Hypothèses exploratoires : des hypothèses scientifiques qui peuvent mener à différents résultats, par exemple : “Est-ce que la couleur mauve est perçue comme plus ou moins foncée que la couleur bleue ?”. Dans ce cas, les scientifiques n’ont pas d’attente spécifique concernant la couleur perçue comme plus foncée, iels veulent justement établir s’il y a une différence de façon générale. Ce type d’hypothèse est souvent posé dans le contexte d’un nouveau champ de recherche, et sert à établir les premières données par rapport à une thématique de recherche, qui seront par la suite investiguées (et idéalement répliquées) avec des hypothèses confirmatrices.
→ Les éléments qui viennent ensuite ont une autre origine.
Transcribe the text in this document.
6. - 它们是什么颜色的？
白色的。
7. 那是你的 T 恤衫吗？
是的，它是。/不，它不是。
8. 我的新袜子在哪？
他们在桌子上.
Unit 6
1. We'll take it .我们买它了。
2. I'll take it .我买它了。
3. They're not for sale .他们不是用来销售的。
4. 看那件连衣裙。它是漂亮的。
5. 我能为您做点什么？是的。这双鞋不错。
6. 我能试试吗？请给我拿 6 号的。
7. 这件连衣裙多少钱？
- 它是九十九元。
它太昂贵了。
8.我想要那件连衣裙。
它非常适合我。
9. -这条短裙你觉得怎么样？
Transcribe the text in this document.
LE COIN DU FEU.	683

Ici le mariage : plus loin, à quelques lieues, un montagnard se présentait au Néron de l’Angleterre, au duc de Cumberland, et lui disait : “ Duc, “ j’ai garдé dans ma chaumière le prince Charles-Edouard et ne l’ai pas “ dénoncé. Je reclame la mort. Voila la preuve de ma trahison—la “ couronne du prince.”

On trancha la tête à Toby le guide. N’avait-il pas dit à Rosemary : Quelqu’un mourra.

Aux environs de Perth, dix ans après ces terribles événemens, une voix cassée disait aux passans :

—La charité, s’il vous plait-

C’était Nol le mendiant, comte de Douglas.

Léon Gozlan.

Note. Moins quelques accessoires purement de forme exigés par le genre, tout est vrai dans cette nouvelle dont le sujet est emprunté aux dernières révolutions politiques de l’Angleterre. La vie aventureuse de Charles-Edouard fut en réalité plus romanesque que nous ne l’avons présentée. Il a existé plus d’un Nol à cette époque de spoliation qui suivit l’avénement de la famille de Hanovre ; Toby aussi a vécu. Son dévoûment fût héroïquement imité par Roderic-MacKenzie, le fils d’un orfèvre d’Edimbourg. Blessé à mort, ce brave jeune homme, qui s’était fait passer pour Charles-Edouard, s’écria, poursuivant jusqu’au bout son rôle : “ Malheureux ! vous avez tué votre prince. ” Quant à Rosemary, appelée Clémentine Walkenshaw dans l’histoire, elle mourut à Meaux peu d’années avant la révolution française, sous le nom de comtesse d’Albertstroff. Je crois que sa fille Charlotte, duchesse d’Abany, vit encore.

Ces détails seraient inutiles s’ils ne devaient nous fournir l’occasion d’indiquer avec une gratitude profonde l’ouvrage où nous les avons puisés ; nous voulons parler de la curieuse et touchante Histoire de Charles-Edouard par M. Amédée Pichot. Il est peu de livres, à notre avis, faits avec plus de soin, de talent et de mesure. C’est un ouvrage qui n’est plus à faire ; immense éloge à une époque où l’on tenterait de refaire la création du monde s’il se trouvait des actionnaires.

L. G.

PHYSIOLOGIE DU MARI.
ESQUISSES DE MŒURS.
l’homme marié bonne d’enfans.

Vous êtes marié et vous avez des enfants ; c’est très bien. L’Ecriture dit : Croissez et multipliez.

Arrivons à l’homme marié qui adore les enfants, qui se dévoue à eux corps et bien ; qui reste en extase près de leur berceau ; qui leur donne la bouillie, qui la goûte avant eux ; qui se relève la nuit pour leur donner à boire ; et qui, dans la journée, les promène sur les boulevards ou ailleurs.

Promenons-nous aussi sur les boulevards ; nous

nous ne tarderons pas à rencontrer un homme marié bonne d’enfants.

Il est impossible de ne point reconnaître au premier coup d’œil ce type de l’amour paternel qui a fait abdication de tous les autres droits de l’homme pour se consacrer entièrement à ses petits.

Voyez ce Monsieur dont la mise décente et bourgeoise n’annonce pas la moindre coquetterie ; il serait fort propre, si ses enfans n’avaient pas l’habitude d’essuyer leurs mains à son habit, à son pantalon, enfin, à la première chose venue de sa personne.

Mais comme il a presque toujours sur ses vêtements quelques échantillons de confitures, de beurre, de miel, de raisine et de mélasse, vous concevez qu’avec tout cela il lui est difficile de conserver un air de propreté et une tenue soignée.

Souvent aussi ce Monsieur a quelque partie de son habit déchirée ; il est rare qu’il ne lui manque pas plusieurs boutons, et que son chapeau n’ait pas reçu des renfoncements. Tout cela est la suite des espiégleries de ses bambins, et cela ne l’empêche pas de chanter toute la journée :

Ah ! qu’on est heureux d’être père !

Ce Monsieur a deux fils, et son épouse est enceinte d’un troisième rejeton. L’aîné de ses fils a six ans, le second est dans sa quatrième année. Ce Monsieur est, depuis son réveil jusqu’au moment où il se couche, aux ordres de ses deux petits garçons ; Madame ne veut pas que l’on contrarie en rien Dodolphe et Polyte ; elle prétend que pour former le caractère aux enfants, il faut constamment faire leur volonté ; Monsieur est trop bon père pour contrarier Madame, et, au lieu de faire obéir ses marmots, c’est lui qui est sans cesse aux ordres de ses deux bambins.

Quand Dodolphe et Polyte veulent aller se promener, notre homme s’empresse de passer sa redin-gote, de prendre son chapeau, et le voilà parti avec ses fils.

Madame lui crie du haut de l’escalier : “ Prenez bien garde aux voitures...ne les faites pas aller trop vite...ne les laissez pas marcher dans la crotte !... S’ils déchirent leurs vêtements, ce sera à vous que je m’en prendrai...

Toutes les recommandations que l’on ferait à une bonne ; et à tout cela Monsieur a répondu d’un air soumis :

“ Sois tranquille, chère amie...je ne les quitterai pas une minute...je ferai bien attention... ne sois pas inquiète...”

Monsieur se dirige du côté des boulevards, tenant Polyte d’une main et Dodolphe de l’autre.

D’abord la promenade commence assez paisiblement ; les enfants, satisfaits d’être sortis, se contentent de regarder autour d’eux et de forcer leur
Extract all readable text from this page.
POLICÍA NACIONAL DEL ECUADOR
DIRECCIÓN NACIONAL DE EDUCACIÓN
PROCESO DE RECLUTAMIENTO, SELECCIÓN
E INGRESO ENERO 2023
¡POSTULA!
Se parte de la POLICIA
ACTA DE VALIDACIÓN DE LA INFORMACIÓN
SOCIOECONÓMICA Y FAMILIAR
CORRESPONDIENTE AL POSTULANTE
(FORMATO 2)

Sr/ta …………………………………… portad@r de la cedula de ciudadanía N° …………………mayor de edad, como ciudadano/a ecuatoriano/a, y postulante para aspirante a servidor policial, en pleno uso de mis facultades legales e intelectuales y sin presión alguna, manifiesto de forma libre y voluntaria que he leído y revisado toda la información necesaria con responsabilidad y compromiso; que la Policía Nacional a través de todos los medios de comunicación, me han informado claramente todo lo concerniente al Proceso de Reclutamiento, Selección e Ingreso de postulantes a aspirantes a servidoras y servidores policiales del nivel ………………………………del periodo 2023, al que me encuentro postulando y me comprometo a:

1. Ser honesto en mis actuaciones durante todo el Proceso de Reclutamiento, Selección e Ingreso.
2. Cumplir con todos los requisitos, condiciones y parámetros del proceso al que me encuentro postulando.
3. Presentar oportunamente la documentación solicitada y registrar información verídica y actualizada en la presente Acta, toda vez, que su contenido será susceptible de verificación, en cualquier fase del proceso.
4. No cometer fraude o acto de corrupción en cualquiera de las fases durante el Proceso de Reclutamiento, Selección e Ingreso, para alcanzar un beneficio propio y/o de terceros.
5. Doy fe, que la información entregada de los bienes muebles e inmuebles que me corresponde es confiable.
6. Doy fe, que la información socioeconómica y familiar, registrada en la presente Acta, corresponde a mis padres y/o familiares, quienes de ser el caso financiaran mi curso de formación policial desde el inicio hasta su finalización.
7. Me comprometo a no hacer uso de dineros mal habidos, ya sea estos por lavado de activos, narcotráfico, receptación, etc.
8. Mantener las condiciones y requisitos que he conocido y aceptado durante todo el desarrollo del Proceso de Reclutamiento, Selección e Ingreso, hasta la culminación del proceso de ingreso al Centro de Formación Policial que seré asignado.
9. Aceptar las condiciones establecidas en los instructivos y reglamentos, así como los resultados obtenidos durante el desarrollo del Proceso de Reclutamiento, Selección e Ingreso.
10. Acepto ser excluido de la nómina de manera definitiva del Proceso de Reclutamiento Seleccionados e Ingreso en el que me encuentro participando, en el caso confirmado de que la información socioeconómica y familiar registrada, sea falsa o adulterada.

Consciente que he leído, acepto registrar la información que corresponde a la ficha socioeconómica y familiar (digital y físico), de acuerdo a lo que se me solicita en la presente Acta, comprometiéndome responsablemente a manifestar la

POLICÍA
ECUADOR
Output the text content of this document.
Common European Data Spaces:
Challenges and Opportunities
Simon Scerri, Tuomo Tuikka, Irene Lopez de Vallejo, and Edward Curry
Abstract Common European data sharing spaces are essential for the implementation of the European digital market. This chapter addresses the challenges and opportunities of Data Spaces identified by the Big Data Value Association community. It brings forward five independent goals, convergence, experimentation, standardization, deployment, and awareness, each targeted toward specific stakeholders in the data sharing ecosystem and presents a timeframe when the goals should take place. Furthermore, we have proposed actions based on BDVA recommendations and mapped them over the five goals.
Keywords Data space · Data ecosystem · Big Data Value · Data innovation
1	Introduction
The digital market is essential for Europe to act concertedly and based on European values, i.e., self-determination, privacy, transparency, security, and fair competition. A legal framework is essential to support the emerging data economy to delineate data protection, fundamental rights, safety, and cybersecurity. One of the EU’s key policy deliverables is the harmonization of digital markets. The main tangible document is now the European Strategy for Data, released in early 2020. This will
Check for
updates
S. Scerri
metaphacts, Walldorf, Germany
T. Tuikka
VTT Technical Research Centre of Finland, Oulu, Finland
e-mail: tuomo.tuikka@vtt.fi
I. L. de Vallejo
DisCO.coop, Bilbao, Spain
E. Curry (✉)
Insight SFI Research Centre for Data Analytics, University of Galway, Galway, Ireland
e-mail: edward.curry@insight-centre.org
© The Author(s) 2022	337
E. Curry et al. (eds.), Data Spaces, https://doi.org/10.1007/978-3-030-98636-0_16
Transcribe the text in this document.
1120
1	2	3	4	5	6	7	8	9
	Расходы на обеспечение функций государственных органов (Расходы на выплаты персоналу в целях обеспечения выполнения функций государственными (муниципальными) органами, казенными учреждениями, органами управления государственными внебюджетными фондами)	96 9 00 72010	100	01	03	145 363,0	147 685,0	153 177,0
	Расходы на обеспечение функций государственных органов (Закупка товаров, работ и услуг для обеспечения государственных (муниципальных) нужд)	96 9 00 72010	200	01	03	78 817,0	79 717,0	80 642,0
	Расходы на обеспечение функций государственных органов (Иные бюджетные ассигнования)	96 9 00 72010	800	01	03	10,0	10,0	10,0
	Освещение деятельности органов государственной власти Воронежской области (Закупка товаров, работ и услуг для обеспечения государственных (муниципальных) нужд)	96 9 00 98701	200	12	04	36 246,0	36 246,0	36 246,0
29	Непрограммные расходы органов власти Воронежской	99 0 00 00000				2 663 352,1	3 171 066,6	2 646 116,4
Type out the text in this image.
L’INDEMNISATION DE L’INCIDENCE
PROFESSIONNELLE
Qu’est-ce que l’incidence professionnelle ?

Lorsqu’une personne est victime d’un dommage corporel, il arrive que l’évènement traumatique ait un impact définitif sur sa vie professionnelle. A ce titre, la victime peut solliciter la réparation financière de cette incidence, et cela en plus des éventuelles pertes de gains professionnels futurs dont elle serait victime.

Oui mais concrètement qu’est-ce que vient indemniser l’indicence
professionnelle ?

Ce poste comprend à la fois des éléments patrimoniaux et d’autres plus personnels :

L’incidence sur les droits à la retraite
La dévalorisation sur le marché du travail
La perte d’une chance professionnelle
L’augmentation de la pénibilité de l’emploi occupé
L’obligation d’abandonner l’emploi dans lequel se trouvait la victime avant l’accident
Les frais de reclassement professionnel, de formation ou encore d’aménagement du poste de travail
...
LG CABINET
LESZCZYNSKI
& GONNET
HARKing: Hypothesizing After the Results are Known, établir une hypothèse après que les résultats sont connus. Il s’agit de “vendre” un travail de recherche comme confirmatoire alors qu’il s’agissait en fait d’un travail exploratoire. Ceci semble anodin, mais en réalité, une recherche confirmatoire est basée sur un travail intensif de lecture de littérature déjà existant. Les chercheurs·ses testent d’abord leurs hypothèses en discutant les résultats et théories existant.es: pour l’hypothèse, le noir est perçu comme plus foncé que le jaune, on va citer les caractéristiques physiques des couleurs, les résultats des recherches en psychophysique sur la perception de la luminosité, etc. Pour la question de recherche, est-ce que la couleur mauve est perçue comme plus ou moins foncée que la couleur bleue? On voit directement que ces mêmes résultats antérieurs ne vont pas donner une prédiction claire. Si les résultats de cette deuxième expérience montrent que le bleu est perçu comme plus foncé que le mauve, ceci ne se base que sur une source d’information, notre expérience, et non sur des résultats scientifiques déjà existants (et répliqués)
P-hacking: analyser et réanalyser les données expérimentales jusqu’à ce que l’on trouve des résultats souhaités. Ceci mène souvent à la perception que “les statistiques mentent”, or, il s’agit d’une utilisation des statistiques pour montrer ce que l’on souhaite voir. Ce n’est pas la faute des statistiques, mais plutôt de leurs utilisateurs·rices. Cependant, la raison qui explique ceci n’est pas forcément la mauvaise intention des chercheurs·ses, mais un manque d’éducation en statistique et méthode.
Open Science: toutes les pratiques qui servent à améliorer la qualité de la science. Le terme “sciences ouvertes” réfère principalement à l’accès ouvert aux données de recherches (anonymisées), aux articles scientifiques, aux protocoles expérimentaux, etc. afin que d’autres puissent retracer les expériences et études. Ceci a de très bons effets indirects : les fautes involontaires peuvent également être détectées, et les données ou le matériel expérimental peuvent être réutilisés pour d’autres études. Cependant, le terme “sciences ouvertes” se réfère aussi à d’autres pratiques, moins visibles, par exemple : la justification du nombre de participant·es (important pour effectuer des tests statistiques suffisamment puissants), la déclaration des conflits d’intérêts et encore bien d’autres.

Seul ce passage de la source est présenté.